Mais le rassemblement s'est également heurté aux groupes pro‑Bouteflika et à certains habitants du quartier qui ont violemment pris à partie les manifestants. Une soixantaine de jeunes ont ainsi infiltré la marche en tenant des portraits d'Abdelaziz Bouteflika. « C'est quand même malheureux, se désole, un jeune. Voilà ce que fait le pouvoir avec l'argent du pétrole. Il achète ces jeunes qui, si on discute cinq minutes avec eux, ont exactement les mêmes problèmes que nous ».
 
Une minute d'espoir a néanmoins agité la manifestation. Vers midi, Ali Yahia Abdennour quitte seul, accompagné de ses « gardes du corps », les rangs des manifestants et remonte l'avenue Belouizdad pour rejoindre la place du 1er Mai. Spontanément, une, deux… dix personnes lui emboîtent le pas.
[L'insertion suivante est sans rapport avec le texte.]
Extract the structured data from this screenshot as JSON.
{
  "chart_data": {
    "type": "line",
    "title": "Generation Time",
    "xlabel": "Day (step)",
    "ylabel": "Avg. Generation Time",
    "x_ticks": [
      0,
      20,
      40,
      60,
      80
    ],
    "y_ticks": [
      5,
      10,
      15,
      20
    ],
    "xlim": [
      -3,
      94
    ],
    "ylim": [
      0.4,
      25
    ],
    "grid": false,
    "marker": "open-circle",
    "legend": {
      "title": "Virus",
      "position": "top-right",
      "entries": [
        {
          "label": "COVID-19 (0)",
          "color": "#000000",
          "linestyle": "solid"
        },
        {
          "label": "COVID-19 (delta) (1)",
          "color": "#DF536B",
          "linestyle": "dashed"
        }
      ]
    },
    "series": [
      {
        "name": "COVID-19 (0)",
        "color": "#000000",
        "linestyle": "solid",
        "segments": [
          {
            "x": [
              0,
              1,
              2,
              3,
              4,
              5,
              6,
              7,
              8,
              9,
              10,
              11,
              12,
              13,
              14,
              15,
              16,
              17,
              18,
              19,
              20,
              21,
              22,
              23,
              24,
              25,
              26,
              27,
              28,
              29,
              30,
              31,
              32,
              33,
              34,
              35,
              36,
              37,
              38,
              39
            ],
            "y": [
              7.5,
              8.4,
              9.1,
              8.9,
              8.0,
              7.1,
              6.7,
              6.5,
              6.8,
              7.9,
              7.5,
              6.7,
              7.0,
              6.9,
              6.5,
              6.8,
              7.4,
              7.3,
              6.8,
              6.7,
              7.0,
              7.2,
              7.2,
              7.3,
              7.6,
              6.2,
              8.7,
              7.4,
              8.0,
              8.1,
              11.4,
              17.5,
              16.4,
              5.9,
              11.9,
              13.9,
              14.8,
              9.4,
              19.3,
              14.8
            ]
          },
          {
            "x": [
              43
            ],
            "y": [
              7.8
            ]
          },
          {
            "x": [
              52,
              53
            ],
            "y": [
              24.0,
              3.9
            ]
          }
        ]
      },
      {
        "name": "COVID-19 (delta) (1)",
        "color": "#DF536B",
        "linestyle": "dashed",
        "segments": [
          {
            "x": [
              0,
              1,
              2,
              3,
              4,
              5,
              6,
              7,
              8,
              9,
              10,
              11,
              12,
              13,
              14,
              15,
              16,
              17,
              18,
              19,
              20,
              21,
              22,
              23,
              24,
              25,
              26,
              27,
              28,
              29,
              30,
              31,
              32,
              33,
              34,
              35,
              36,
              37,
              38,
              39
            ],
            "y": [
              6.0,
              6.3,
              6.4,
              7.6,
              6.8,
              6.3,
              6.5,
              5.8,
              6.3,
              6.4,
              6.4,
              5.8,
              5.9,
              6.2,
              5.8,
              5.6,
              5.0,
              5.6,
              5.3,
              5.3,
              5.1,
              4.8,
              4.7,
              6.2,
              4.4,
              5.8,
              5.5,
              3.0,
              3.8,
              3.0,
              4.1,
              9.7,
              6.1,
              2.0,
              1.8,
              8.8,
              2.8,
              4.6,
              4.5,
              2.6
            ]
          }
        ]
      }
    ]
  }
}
Et en quelques secondes, elles sont cent et même deux‑cents à former un cortège derrière le vieil homme. Des applaudissements et des chants se font entendre. Pris par surprise, les policiers laissent la foule marcher sur quelques dizaines de mètres avant de se raviser. Comme depuis le début de cette matinée, ils vont faire bloc. Et pousser les manifestants à battre en retraite. Jusqu'à samedi prochain peut-être si la CNCD décide de réitérer son appel à une marche à Alger.